Kalau deskripsi peneliti itu benar berdasarkan fakta, tentu terdapat rangkaian
peristiwa yang kontradiktif. Dalam pemikiran logis, tidak mungkin seorang
pemimpin tarekat, apa pun aliran tarekat yang dipegangnya, melaksanakan
perbuatan-perbuatan yang sangat keji dan kotor seperti makan daging dan darah
manusia sebagaimana ditulis di atas tadi. Karena tujuan utama pengamalan
tarekat itu adalah menyesuaikan diri dalam rangka pendekatan kepada Tuhan
dalam kondisi yang sedekat mungkin.
Dalam keadaan perang, membunuh seseorang tentu dibenarkan, atau orang
kafir bisa dianggap musuh yang harus dibunuh. Tetapi, tentu tidak melakukan
perbuatan-perbuatan keji. Kalau kejadian tersebut benar, pasti akan ada reaksi
dalam kalangan ulama setempat karena pada abad ke-18 telah muncul para
ulama terkenal di Kalimantan Selatan.
Juga sulit diterima akal sehat bahwa seorang penghulu seperti Abdurrasyid
pernah menghina al-Quran dengan membuangnya di depan para muridnya.

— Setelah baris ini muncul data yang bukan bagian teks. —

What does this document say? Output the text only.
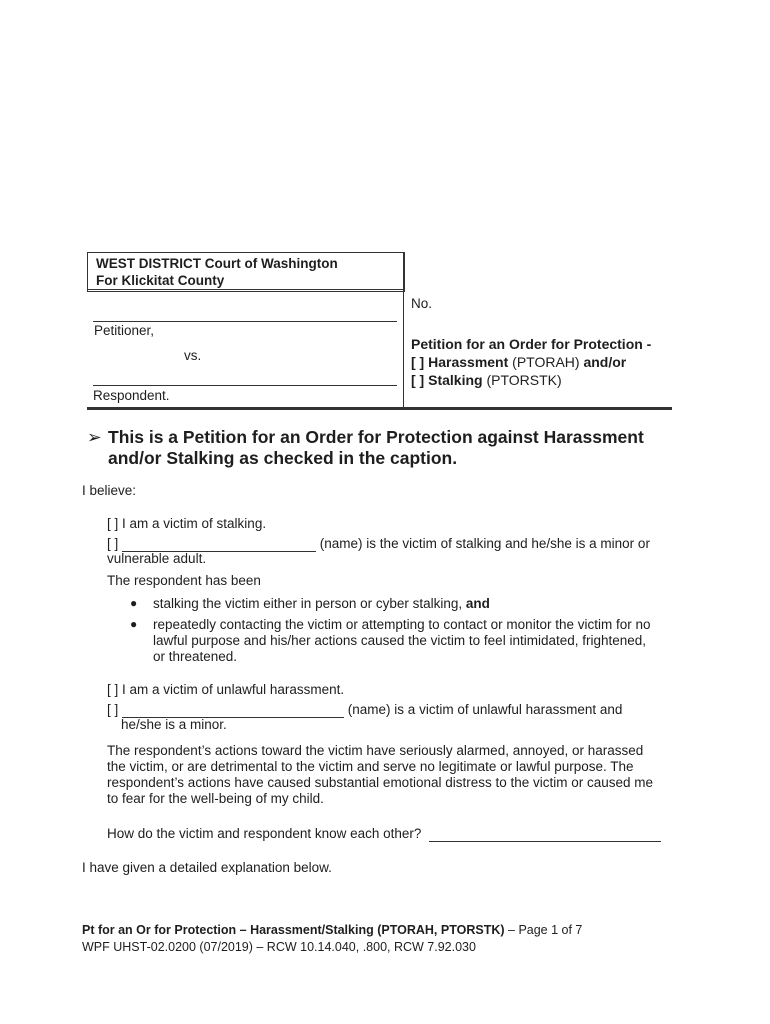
WEST DISTRICT Court of Washington
For Klickitat County
No.
Petitioner,
vs.
Respondent.
Petition for an Order for Protection -
[ ] Harassment (PTORAH) and/or
[ ] Stalking (PTORSTK)
➢ This is a Petition for an Order for Protection against Harassment
and/or Stalking as checked in the caption.
I believe:
[ ] I am a victim of stalking.
[ ]	(name) is the victim of stalking and he/she is a minor or
vulnerable adult.
The respondent has been
● stalking the victim either in person or cyber stalking, and
● repeatedly contacting the victim or attempting to contact or monitor the victim for no
lawful purpose and his/her actions caused the victim to feel intimidated, frightened,
or threatened.
[ ] I am a victim of unlawful harassment.
[ ]	(name) is a victim of unlawful harassment and
he/she is a minor.
The respondent’s actions toward the victim have seriously alarmed, annoyed, or harassed
the victim, or are detrimental to the victim and serve no legitimate or lawful purpose. The
respondent’s actions have caused substantial emotional distress to the victim or caused me
to fear for the well-being of my child.
How do the victim and respondent know each other?
I have given a detailed explanation below.
Pt for an Or for Protection – Harassment/Stalking (PTORAH, PTORSTK) – Page 1 of 7
WPF UHST-02.0200 (07/2019) – RCW 10.14.040, .800, RCW 7.92.030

Seabad sebelumnya, semasa Syekh Arsyad al-Banjari masih hidup, seorang guru
tarekat yang bernama Abdulhamid dihukum mati oleh Sultan Banjar karena
mengajarkan ajaran wahdatul wujud (wujudiyah mulhid). Membuang al-Quran
oleh seorang guru merupakan perbuatan menghina agama Islam dan pasti akan
mendapat hukuman. Sementara pemimpin gerakan beratib beamal mendapat
dukungan masyarakat luas. Tampaknya data yang terpercaya mengenai gerakan
beratib beamal ini masih sangat dibutuhkan.

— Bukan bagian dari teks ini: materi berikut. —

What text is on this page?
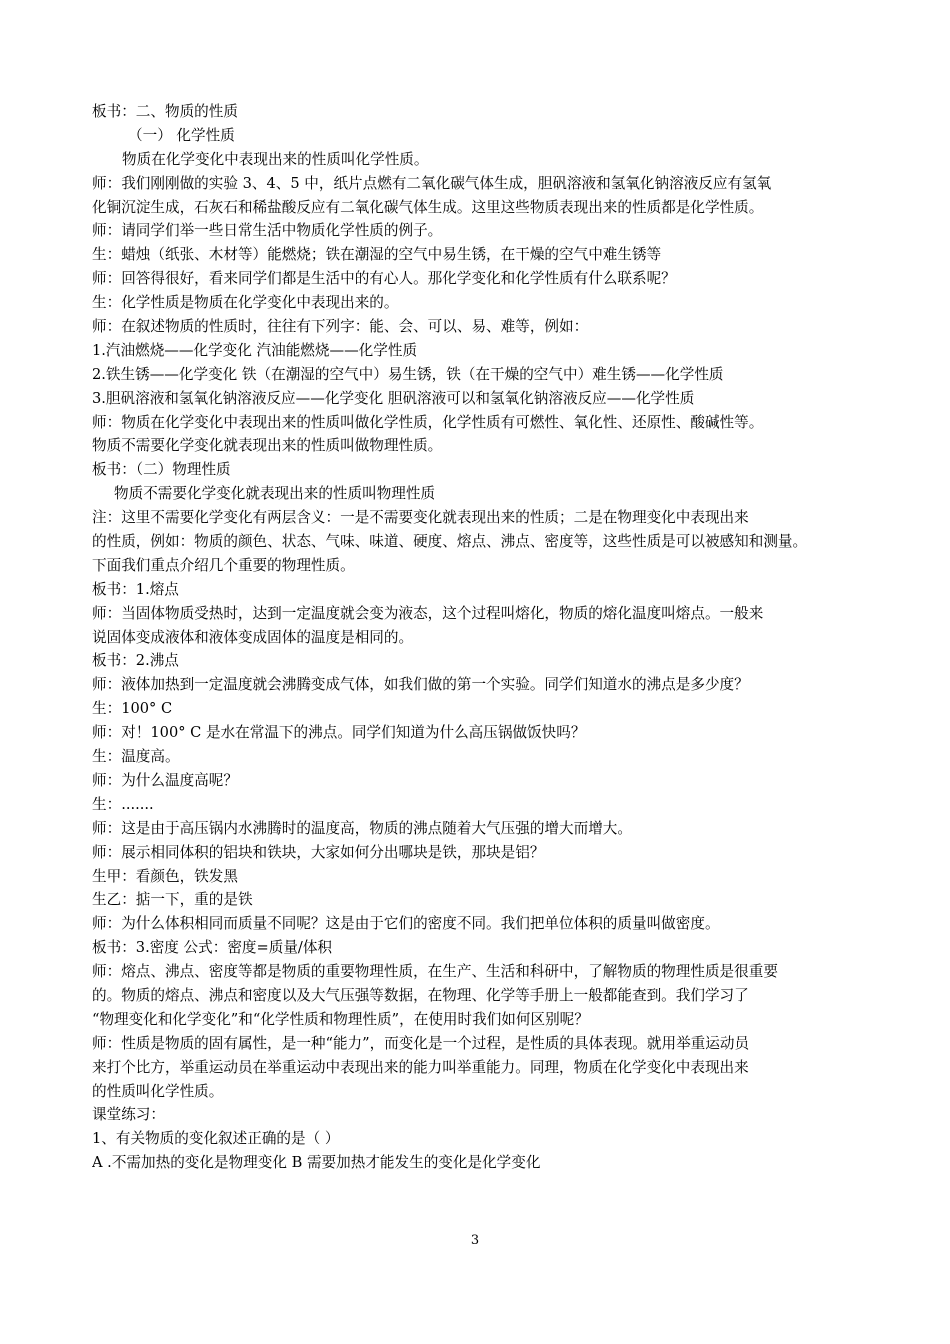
板书：二、物质的性质
（一） 化学性质
物质在化学变化中表现出来的性质叫化学性质。
师：我们刚刚做的实验 3、4、5 中，纸片点燃有二氧化碳气体生成，胆矾溶液和氢氧化钠溶液反应有氢氧
化铜沉淀生成，石灰石和稀盐酸反应有二氧化碳气体生成。这里这些物质表现出来的性质都是化学性质。
师：请同学们举一些日常生活中物质化学性质的例子。
生：蜡烛（纸张、木材等）能燃烧；铁在潮湿的空气中易生锈，在干燥的空气中难生锈等
师：回答得很好，看来同学们都是生活中的有心人。那化学变化和化学性质有什么联系呢？
生：化学性质是物质在化学变化中表现出来的。
师：在叙述物质的性质时，往往有下列字：能、会、可以、易、难等，例如：
1.汽油燃烧——化学变化 汽油能燃烧——化学性质
2.铁生锈——化学变化 铁（在潮湿的空气中）易生锈，铁（在干燥的空气中）难生锈——化学性质
3.胆矾溶液和氢氧化钠溶液反应——化学变化 胆矾溶液可以和氢氧化钠溶液反应——化学性质
师：物质在化学变化中表现出来的性质叫做化学性质，化学性质有可燃性、氧化性、还原性、酸碱性等。
物质不需要化学变化就表现出来的性质叫做物理性质。
板书：（二）物理性质
物质不需要化学变化就表现出来的性质叫物理性质
注：这里不需要化学变化有两层含义：一是不需要变化就表现出来的性质；二是在物理变化中表现出来
的性质，例如：物质的颜色、状态、气味、味道、硬度、熔点、沸点、密度等，这些性质是可以被感知和测量。
下面我们重点介绍几个重要的物理性质。
板书：1.熔点
师：当固体物质受热时，达到一定温度就会变为液态，这个过程叫熔化，物质的熔化温度叫熔点。一般来
说固体变成液体和液体变成固体的温度是相同的。
板书：2.沸点
师：液体加热到一定温度就会沸腾变成气体，如我们做的第一个实验。同学们知道水的沸点是多少度？
生：100° C
师：对！100° C 是水在常温下的沸点。同学们知道为什么高压锅做饭快吗？
生：温度高。
师：为什么温度高呢？
生：.......
师：这是由于高压锅内水沸腾时的温度高，物质的沸点随着大气压强的增大而增大。
师：展示相同体积的铝块和铁块，大家如何分出哪块是铁，那块是铝？
生甲：看颜色，铁发黑
生乙：掂一下，重的是铁
师：为什么体积相同而质量不同呢？这是由于它们的密度不同。我们把单位体积的质量叫做密度。
板书：3.密度 公式：密度=质量/体积
师：熔点、沸点、密度等都是物质的重要物理性质，在生产、生活和科研中，了解物质的物理性质是很重要
的。物质的熔点、沸点和密度以及大气压强等数据，在物理、化学等手册上一般都能查到。我们学习了
“物理变化和化学变化”和“化学性质和物理性质”，在使用时我们如何区别呢？
师：性质是物质的固有属性，是一种“能力”，而变化是一个过程，是性质的具体表现。就用举重运动员
来打个比方，举重运动员在举重运动中表现出来的能力叫举重能力。同理，物质在化学变化中表现出来
的性质叫化学性质。
课堂练习：
1、有关物质的变化叙述正确的是（ ）
A .不需加热的变化是物理变化 B 需要加热才能发生的变化是化学变化
3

Sebagian formula dzikir dalam beratib beamal ini ialah sebagai berikut: 80
La ilaha illallah, menadah kepada Tuhan, rizki minta murahkan, bahaya
minta jauhkan, umur minta panjangkan, serta iman.

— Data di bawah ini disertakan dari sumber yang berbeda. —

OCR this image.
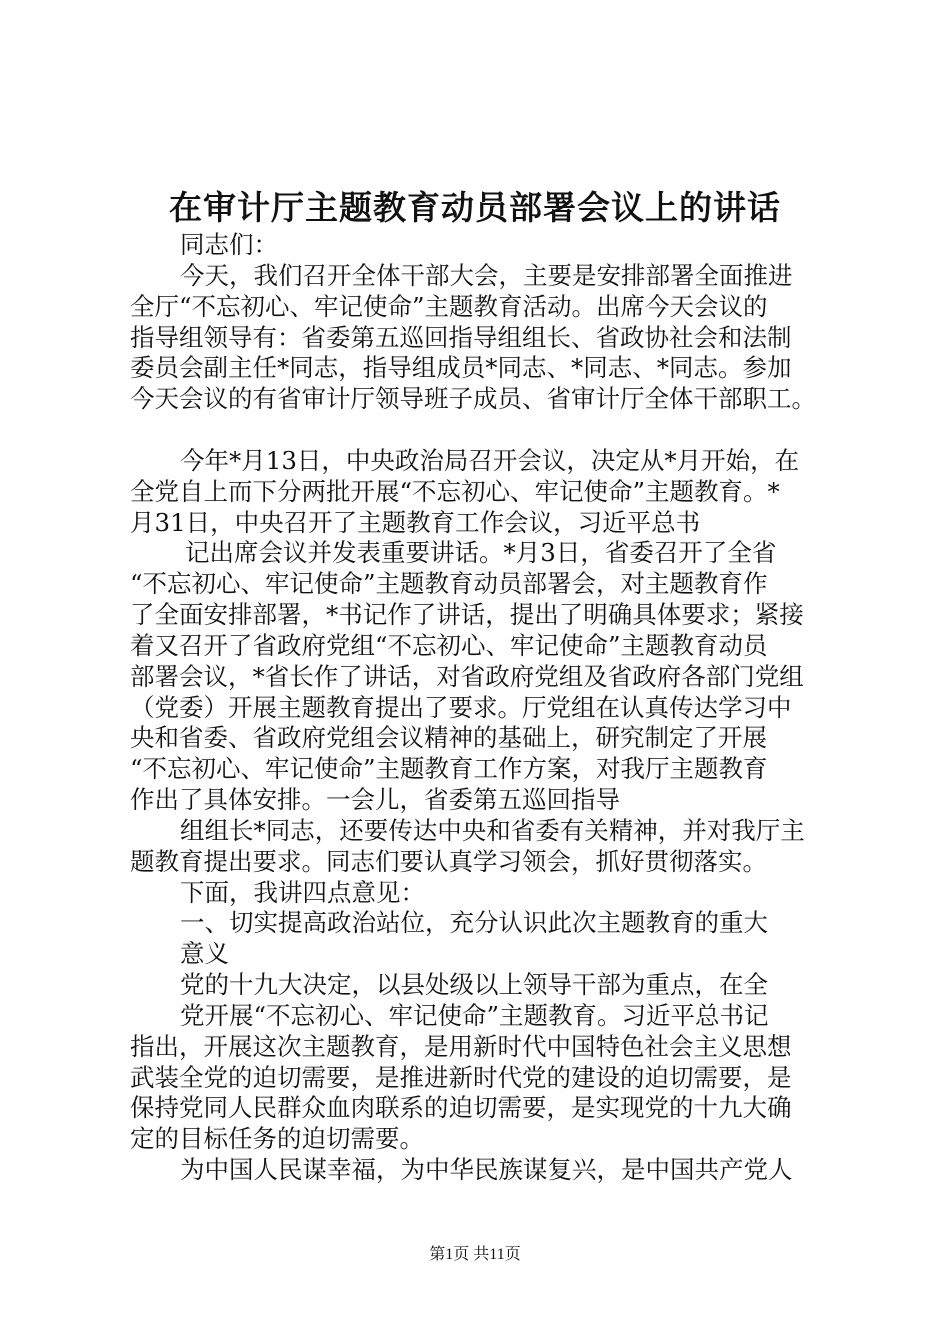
在审计厅主题教育动员部署会议上的讲话

同志们：

今天，我们召开全体干部大会，主要是安排部署全面推进

全厅“不忘初心、牢记使命”主题教育活动。出席今天会议的

指导组领导有：省委第五巡回指导组组长、省政协社会和法制

委员会副主任*同志，指导组成员*同志、*同志、*同志。参加

今天会议的有省审计厅领导班子成员、省审计厅全体干部职工。

今年*月13日，中央政治局召开会议，决定从*月开始，在

全党自上而下分两批开展“不忘初心、牢记使命”主题教育。*

月31日，中央召开了主题教育工作会议，习近平总书

记出席会议并发表重要讲话。*月3日，省委召开了全省

“不忘初心、牢记使命”主题教育动员部署会，对主题教育作

了全面安排部署，*书记作了讲话，提出了明确具体要求；紧接

着又召开了省政府党组“不忘初心、牢记使命”主题教育动员

部署会议，*省长作了讲话，对省政府党组及省政府各部门党组

（党委）开展主题教育提出了要求。厅党组在认真传达学习中

央和省委、省政府党组会议精神的基础上，研究制定了开展

“不忘初心、牢记使命”主题教育工作方案，对我厅主题教育

作出了具体安排。一会儿，省委第五巡回指导

组组长*同志，还要传达中央和省委有关精神，并对我厅主

题教育提出要求。同志们要认真学习领会，抓好贯彻落实。

下面，我讲四点意见：

一、切实提高政治站位，充分认识此次主题教育的重大

意义

党的十九大决定，以县处级以上领导干部为重点，在全

党开展“不忘初心、牢记使命”主题教育。习近平总书记

指出，开展这次主题教育，是用新时代中国特色社会主义思想

武装全党的迫切需要，是推进新时代党的建设的迫切需要，是

保持党同人民群众血肉联系的迫切需要，是实现党的十九大确

定的目标任务的迫切需要。

为中国人民谋幸福，为中华民族谋复兴，是中国共产党人

第1页 共11页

La ilaha illallah, tummat di Mekkah ke Madinah, disitu tempat
Rasulullah.
La ilaha illallah, tummat di Mekkah ke Madinah, di situ tempat Siti
Fatimah.
La ilaha illallah, hati yang sidiq, ia maulano, ia Muhammad rasulullah.
La ilaha illallah, hati yang mu’min bait Allah.
La ilaha illallah, nabi Muhammad hamba Allah.
La ilaha illallah, nabi Muhammad pesuruh Allah.
La ilaha illallah, Muhammad Rasulullah.
La ilaha illallah, Muhammad sifat Allah.
La ilaha illallah, Muhammad aulia Allah.
La ilaha illallah, maujud hamba Allah.